Abe’s talent is making a form of collage, mixing up the components of clothes and designing around the body. She makes outfits that appear to be composed of layers – cotton shirts under sweaters over petticoat skirts – in one piece. She has little interest in the abstraction and sharp asymmetries that distinguish so much of the Japanese fashion troika’s work. Her clothes are easy to wear and functional, formal yet casual, suitable for day and night in any place.

The designer’s clothes are recognisable and timeless. “I’m always trying to make things you think you’ve seen before but you haven’t,” Abe says. “And it’s always from the more personal side.” Women of all kinds relate to Abe and like Sacai’s versatility. Vogue Japan editor-in-chief Mitsuko Watanabe says of Sacai: “When I’m busy with work, when I want to relax – whenever, it adapts to any scene in my daily life because it’s easy to wear but has a special nuance. It’s both modern and delicate. Different expressions lurk within a single item. It’s the contemporary woman’s best friend.”

Abe’s latest novelty is bags. Sacai’s first collection of bags comprises six styles in materials ranging from canvas to leather to crocodile skin to mink fur.  They echo archetypes, but are all cut and spliced together in Sacai’s signature manner, as hybrids. “My goal was to create a bag collection that distilled the spirit of Sacai and that I’d be excited to wear myself,” Abe says. “For a woman, a bag is such an important part of identity.”

A flip-top tote from the new Sacai line

To help interpret her vision, Abe enlisted British designer Katie Hillier, who has a wealth of specialist expertise in bags. “I wanted to create a collection that is an authentic expression of luxury, but that brings something new to what is already a very busy category – a modern, playful version of true luxury,” says Abe. A classic coin purse is crossed with a duffel bag and given a tubular handle, a chain and a shoulder strap all cleverly combined. A classic tote bag silhouette comes in two sizes and is animated with a satchel flap.
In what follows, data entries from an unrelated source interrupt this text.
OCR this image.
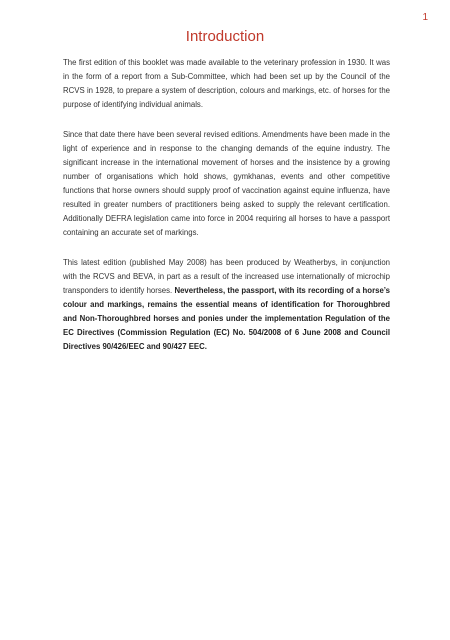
1

Introduction

The first edition of this booklet was made available to the veterinary profession in 1930. It was in the form of a report from a Sub-Committee, which had been set up by the Council of the RCVS in 1928, to prepare a system of description, colours and markings, etc. of horses for the purpose of identifying individual animals.

Since that date there have been several revised editions. Amendments have been made in the light of experience and in response to the changing demands of the equine industry. The significant increase in the international movement of horses and the insistence by a growing number of organisations which hold shows, gymkhanas, events and other competitive functions that horse owners should supply proof of vaccination against equine influenza, have resulted in greater numbers of practitioners being asked to supply the relevant certification. Additionally DEFRA legislation came into force in 2004 requiring all horses to have a passport containing an accurate set of markings.

This latest edition (published May 2008) has been produced by Weatherbys, in conjunction with the RCVS and BEVA, in part as a result of the increased use internationally of microchip transponders to identify horses. Nevertheless, the passport, with its recording of a horse’s colour and markings, remains the essential means of identification for Thoroughbred and Non-Thoroughbred horses and ponies under the implementation Regulation of the EC Directives (Commission Regulation (EC) No. 504/2008 of 6 June 2008 and Council Directives 90/426/EEC and 90/427 EEC.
A vintage military dry bag is oversized to create a bag that can be carried like a tote bag or slung from the shoulder or across the body. The collection goes on sale this month in shops in Hong Kong and around the world. 

Abe has an eye for interior design a well as fashion. She buys Rick Owens chairs and is still in contact with Kawakubo but, like many of her kind, appears reluctant to divulge anything more about it. Abe agrees that the Kawakubo exhibition at the Metropolitan Museum of Art in New York is 10 or 20 years overdue. She describes Kawakubo as “the one who built the bridges” for other Japanese designers to follow.

Asked which woman best represents Sacai or the Sacai woman, Abe points a finger at herself and declares: “Myself”. But she goes on to say the time has come for her to offer, through Sacai, a platform for younger people. “I feel like I’ve now become old when I say that,” she says, blushing. Yet you are as young as you feel and, wearing Sacai, you feel eternally youthful – just as Abe seems to be.